Le Fenghuang, le phénix chinois, était un oiseau mythique, avec des parties composées de différentes espèces.

 

A quel oiseau ressemblait le Fenghuang ?

D’après Jean Pierre Diény, pas si facile que ça de répondre !

En effet, suivant les auteurs, il pouvait être rapproché d’animaux réels ou imaginaires.

Certains le rapprochaient à des canards ou des oies. Ils le voyaient comme un oiseau vivant au bord des eaux.

Pour d’autres auteurs, le Fenghuang dominait les oiseaux fantastiques. Ainsi, il pouvait être le yeuzhuo qui annonça l’avènement des Zhou, mais aussi le peng ou le yuanchu des Han.

 

La Chine antique comptait deux types d’oiseaux rouges. Le premier, le chique, était un message céleste et fut utilisé pour annoncer l’arrivée au pouvoir d’empereur. Le second, le zhunaio, était un emblème cosmique. Il représentait le palais méridional. Dans les deux cas, il est selon Jean Pierre Diény difficile de dire leur liaison avec le Fenghuang.

 

 

Qui était le Fenghuang ?

Tout d’abord, l’oiseau mythique des chinois était très grand. Il pouvait dépasser le mètre de haut suivant les sources pour atteindre les 3 mètres dans d’autres.

Son plumage était éclatant, mélangeant les 5 couleurs de base.

Se nourrissant de fleurs de bambou, il était doué pour la danse et le chant. Ainsi, son chant servait de référence pour la musique.

 

Sa patrie d’origine ne faisait pas non plus l’unanimité. Ainsi d’aucun le donnait venant du sud, mais le voyaient venir de l’ouest, voire de l’est.

En tout état de cause, il vivait loin des tumultes, dans une montagne très certainement.

 

La dimension symbolique du Fenghuang

Selon la légende, le Fenhuang était un oiseau hybride, le rendant ainsi un résumé du règne animal.

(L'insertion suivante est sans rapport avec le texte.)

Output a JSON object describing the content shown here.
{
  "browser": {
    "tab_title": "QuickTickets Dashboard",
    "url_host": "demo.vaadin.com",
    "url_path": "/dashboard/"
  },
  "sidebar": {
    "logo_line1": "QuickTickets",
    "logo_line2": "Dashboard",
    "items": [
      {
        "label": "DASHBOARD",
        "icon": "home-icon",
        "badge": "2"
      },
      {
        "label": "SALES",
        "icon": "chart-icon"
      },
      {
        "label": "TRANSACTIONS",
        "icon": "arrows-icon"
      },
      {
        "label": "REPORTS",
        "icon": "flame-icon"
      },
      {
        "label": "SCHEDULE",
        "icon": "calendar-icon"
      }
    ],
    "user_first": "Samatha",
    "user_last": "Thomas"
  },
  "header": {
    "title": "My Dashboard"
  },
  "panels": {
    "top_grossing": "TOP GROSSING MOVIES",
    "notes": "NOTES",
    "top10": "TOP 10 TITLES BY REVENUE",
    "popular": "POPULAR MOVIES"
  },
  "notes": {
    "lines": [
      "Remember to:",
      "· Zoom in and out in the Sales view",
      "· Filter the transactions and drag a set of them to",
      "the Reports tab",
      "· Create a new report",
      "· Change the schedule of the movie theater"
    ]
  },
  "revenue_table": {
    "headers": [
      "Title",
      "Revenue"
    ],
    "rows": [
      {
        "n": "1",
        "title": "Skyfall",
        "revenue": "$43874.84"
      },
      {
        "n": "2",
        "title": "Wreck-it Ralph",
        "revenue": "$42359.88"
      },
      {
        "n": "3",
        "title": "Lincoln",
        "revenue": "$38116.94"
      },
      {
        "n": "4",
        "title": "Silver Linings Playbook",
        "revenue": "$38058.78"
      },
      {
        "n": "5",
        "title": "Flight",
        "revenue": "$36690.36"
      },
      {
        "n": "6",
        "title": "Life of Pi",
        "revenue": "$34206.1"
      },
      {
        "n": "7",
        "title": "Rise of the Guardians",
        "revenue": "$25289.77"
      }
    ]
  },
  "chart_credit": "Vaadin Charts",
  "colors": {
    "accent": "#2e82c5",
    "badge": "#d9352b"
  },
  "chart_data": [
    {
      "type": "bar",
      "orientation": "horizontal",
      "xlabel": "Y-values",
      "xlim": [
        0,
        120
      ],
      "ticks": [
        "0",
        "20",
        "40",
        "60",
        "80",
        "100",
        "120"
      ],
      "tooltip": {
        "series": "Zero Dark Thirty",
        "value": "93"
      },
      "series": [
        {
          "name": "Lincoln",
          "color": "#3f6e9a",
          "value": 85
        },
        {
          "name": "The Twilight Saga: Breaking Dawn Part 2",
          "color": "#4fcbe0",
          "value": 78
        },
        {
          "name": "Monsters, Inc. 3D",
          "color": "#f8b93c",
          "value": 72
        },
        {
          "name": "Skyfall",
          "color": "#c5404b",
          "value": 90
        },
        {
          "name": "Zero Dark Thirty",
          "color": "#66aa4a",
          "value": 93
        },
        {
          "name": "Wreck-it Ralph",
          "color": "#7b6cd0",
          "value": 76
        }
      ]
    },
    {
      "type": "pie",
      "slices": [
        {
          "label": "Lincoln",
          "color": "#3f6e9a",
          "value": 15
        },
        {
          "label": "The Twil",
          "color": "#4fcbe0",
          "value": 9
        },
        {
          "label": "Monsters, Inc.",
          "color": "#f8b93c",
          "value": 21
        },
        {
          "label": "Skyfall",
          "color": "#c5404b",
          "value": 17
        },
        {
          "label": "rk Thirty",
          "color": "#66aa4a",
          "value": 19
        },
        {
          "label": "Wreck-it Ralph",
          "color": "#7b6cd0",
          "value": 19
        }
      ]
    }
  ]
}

En effet, chaque partie de son corps était composé de celle d’animaux différents.

Cet aspect composite renvoyait à un ensemble regroupant différentes vertus : en quelque sorte, l’oiseau était « l’image vivante du système des valeurs morales ou de l’ordonnance du monde matériel » selon Jean Pierre Diény.

 

L’arrivée du Fenghuang annonçait pour les chinois la sagesse et la paix. De ce fait, il avait un rôle de messager céleste.

Comme pour le phénix occidental, le Fenghuang était également associé au soleil.